Matching will only need to sort the given input and do a hash set lookup to check if it matches, so it's very efficient.

You can of course write the Function and Predicate as methods instead (String sortChars(String s) and boolean matches(String s) if you're unfamiliar with functional programming.

Answer 4

More of an addendum to the other answers. Of course, your two options have different performance characteristics. But: understand that performance is not necessarily the only factor to make a decision!

Meaning: if you are talking about a search that runs hundreds or thousands of time per minute, on large data sets: then for sure, you should invest a lot of time to come up with a solution that gives you best performance. Most likely, that includes doing various experiments with actual measurements when processing real data. Time complexity is a theoretical construct, in the real world, there are also elements such as CPU cache sizes, threading issues, IO bottlenecks, and whatnot that can have significant impact on real numbers.

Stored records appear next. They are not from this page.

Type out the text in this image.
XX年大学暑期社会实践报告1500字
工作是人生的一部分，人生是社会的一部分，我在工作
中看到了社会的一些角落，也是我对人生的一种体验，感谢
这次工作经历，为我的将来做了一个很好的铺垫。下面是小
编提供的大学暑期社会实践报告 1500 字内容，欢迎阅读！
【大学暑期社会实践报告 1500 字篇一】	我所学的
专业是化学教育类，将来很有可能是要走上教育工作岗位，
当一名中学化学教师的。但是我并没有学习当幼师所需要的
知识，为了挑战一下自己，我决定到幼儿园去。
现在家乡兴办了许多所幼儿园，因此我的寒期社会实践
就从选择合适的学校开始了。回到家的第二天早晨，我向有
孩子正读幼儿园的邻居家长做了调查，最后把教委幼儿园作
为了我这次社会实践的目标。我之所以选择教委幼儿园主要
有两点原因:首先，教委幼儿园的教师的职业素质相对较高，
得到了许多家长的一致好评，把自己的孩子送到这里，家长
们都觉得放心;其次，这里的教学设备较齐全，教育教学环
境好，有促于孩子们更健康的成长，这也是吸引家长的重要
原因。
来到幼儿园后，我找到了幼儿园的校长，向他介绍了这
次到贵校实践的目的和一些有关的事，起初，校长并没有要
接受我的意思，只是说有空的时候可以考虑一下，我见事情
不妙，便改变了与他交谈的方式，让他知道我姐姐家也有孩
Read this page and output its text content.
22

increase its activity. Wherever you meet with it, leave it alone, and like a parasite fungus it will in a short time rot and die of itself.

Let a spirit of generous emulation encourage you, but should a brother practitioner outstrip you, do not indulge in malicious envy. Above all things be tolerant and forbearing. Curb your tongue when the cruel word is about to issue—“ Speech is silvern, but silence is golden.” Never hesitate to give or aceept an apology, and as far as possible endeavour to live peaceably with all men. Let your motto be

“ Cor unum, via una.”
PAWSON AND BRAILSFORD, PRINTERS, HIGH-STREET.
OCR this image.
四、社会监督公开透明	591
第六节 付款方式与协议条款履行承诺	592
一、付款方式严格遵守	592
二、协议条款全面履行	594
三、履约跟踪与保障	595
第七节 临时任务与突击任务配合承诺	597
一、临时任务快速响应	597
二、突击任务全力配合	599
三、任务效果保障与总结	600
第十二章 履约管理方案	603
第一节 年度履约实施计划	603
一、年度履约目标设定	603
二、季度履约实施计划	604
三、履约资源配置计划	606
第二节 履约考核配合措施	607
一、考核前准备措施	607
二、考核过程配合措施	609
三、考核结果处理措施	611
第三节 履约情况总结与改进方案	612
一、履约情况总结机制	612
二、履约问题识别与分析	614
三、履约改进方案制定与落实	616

But: when your code will doing its work just once a minute, even on a few dozen or hundred MB of data ... then it might not be worth to focus on performance.

In other words: the "sort" solution sounds straight forward. It is easy to understand, easy to implement, and hard to get wrong (with some decent test cases). If that solution gets the job done "good enough", then consider to use use that: the simple solution.

Performance is a luxury problem. You only address it if there is a reason to.